Variance decomposition and the identification of genes highly contributing to cell-type and/or regional identity
To assess the contribution of a gene to cell-type identity and regional identity, we constructed a sum of UMI in expression matrices with three major cell-type families in the brain (excitatory neurons, inhibitory neurons and astrocytes) along with four brain divisions (telencephalon, diencephalon, mesencephalon and rhombencephalon). The pseudobulk expression was calculated by the sum of gene counts (UMI) for each gene in individual cell-type families. To balance cell number differences, 2,000 cells were randomly selected for each cell-type family in each species. We then used DESeq2 (ref. 102) to normalize library sizes and performed LMM for each gene with the lme4 package106. The restricted maximum likelihood estimators for the random effects of cell-type, regional and residual variance were normalized by their sum to give the variance components (Extended Data Fig. 9c). Genes that contributed >25% of the total variance to cell-type family or regional identity were classified as genes that highly contributed to cell-type signals and regional signals, respectively.
Analysis of the CN
We downloaded human, mouse and chicken CN datasets46. These datasets were further filtered to retain only protein-coding genes and excitatory neurons, which show higher regional variants than inhibitory neurons in the CN. We detected DEGs as described above, using FindAllMarkers with parameters (wilcox, only.pos = TRUE), and only DEGs with log2[fold change] > 0.58 and adjusted P < 0.01 were retained. Scaled average expression was calculated using Seurat AverageExpression82 and then normalized by dividing the expression of each gene by its mean among different cell types.

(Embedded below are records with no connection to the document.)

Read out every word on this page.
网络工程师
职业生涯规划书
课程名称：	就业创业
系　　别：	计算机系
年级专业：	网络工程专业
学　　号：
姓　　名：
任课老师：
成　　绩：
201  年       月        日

The transcriptomic dendrogram was calculated on the basis of scaled average expression of DEGs using pvclust with the following parameters: Spearman’s correlation-based distance 1 – cor() and average linkage with 1,000 bootstrap replicates. Expression profiles were binarized using the Trinarization score, and a gene was considered expressed if it was estimated to be present in at least 20% of the cells, with a posterior error probability of no more than 5%. We used a 20% threshold here rather than the 10% applied in the previous analysis because several documented CN-related TFs showed substantial differential expression with more than 10% cells expressing the gene. For comparisons involving serially homologous structures, such as distinct CN types, a more permissive cutoff was appropriate to avoid excluding biologically meaningful signals. The binarized data were then used to infer ancestral states based on dendrograms using maximum parsimony. Specifically, we used the phangorn package107, converted the binarized expression into phyDat format and applied the ancestral.pars function with the accelerated transform (ACCTRAN) approach to estimate ancestral states and return probability. Genes in each ancestral node were classified as expressed if the probability exceeded 0.5, and as not expressed otherwise. Finally, we identified gene expression gain and loss events along branching points in the tree to identify candidate genes that might be involved in the cell-type duplication and divergence.
Ethics approval
Work with lamprey embryos was approved by the University of Oxford, Department of Zoology Animal Welfare and Ethical Review Board. Ethical review was not required for work with amphioxus.
Reporting summary
Further information on research design is available in the Nature Portfolio Reporting Summary linked to this article.